When my family member was unexpectedly hospitalized as a young adult with TIAs and a heart condition which needed OHS, one doctor came in and told my family she was at risk of heart attack or stroke at any time. My family hated this doctor at first - he scared them with how he talked, and they thought him cruel because of it. However, they came to realize they liked the doctor the best because he was honest and was trying to prepare them for what may happen. Its not easy to say that a patient is very sick, but its unethical to lie or omit information to give false hope. A lot of it is in how you word it. Its one thing to say 'your family member has no chance', and its another thing to say "Your family member is very ill which is why we are closely monitoring him in the ICU. He has X condition which means Y, you have opted for treatment option Z which has potential complications ABC from that which we are monitoring for. Has the patient discussed with you his thoughts about what he would want if he should ever be in a situation like this?" Just the facts, ma'am.

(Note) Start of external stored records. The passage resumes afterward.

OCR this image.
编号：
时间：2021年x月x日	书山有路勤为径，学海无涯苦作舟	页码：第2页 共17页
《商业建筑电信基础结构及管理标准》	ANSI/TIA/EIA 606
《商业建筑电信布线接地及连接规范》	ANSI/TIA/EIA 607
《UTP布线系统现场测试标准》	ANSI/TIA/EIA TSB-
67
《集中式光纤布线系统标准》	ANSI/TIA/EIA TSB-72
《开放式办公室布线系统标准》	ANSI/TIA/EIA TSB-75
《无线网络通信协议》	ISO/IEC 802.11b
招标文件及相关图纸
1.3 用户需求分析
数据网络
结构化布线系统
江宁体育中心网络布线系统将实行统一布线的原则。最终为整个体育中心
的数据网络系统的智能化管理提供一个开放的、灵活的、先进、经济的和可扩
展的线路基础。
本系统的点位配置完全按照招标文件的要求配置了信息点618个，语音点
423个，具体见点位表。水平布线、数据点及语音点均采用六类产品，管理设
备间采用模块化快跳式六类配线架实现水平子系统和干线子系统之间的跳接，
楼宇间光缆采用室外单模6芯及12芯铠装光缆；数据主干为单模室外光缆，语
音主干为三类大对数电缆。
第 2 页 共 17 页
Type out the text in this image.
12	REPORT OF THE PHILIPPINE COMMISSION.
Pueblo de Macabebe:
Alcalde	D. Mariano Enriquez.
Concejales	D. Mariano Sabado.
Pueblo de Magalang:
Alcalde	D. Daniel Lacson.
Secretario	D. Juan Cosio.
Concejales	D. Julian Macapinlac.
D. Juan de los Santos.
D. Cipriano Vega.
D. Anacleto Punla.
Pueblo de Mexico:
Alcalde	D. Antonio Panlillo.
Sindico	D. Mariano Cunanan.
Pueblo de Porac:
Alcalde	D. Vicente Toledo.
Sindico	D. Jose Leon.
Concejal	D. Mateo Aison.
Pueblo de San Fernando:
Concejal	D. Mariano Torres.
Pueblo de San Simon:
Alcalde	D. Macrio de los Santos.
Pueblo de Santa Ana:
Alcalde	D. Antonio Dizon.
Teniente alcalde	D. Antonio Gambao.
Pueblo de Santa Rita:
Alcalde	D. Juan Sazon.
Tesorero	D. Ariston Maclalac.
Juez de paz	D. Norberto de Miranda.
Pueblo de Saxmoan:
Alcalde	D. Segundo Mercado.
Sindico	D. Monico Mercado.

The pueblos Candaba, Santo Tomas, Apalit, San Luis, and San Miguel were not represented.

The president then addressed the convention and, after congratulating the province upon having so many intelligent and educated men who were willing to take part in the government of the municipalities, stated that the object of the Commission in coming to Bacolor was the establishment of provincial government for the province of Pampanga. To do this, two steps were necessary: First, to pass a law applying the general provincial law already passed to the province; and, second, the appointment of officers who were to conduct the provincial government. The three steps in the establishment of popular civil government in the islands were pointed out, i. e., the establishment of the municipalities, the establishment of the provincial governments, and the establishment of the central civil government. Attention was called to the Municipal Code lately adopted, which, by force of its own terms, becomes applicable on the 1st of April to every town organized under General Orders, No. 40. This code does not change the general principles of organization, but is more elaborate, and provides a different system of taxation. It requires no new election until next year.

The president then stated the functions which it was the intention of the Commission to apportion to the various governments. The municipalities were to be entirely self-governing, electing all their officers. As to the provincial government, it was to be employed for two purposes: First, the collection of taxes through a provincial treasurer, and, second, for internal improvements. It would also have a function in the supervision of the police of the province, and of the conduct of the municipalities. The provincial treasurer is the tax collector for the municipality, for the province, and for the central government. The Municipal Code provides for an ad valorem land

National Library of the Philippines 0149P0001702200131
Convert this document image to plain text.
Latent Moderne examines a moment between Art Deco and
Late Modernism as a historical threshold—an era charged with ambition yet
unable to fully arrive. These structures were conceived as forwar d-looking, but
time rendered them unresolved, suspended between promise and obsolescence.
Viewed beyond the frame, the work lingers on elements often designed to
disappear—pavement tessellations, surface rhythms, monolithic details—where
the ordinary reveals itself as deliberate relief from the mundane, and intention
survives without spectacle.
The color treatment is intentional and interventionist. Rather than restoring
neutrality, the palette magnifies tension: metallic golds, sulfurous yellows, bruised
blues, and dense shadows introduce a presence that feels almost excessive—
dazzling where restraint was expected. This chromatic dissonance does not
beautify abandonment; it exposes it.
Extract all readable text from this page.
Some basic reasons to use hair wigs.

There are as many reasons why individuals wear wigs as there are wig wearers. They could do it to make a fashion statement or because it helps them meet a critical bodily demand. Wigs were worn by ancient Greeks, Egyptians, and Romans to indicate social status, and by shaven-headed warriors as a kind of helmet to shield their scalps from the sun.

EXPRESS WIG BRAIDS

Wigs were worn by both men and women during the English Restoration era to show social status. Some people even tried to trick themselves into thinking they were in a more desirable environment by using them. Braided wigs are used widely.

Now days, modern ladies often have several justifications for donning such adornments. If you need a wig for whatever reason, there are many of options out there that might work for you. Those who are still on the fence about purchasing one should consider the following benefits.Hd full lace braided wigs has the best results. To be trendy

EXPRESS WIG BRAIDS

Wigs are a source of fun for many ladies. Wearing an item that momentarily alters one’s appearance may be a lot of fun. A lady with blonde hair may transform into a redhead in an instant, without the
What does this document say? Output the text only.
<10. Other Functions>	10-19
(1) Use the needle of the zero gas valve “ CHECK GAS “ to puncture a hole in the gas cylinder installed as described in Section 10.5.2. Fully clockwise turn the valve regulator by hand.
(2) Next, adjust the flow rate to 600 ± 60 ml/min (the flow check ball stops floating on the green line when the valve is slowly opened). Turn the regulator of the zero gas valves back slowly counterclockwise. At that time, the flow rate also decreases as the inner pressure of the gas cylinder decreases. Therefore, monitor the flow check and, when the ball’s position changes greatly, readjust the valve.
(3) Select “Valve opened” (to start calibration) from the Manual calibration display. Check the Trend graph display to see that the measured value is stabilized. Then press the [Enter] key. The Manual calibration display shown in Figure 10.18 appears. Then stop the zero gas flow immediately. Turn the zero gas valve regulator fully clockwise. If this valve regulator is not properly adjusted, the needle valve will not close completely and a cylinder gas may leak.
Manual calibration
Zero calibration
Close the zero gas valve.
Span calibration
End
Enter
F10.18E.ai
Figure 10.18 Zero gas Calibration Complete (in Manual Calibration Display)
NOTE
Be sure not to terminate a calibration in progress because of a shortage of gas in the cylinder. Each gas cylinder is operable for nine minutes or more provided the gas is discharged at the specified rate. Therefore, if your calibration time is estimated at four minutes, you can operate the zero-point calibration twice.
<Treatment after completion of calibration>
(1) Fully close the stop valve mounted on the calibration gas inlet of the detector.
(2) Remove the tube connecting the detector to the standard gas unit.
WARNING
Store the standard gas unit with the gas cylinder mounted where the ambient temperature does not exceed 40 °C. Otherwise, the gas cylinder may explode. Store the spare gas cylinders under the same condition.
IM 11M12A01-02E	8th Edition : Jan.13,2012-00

I've had to make the call that a family should come in to be with a patient who was tanking. Again, wording is key. You don't word it "Your family member is going to die, you need to come in now", you word it that "Your family member is not doing well, we are not sure what the outcome will be, you should come in now to be with them." Were I to wait for the doctor the patient may have been unconscious or dead before the family got there.

There's no easy way to do a lot of this, but its part of our job as nurses.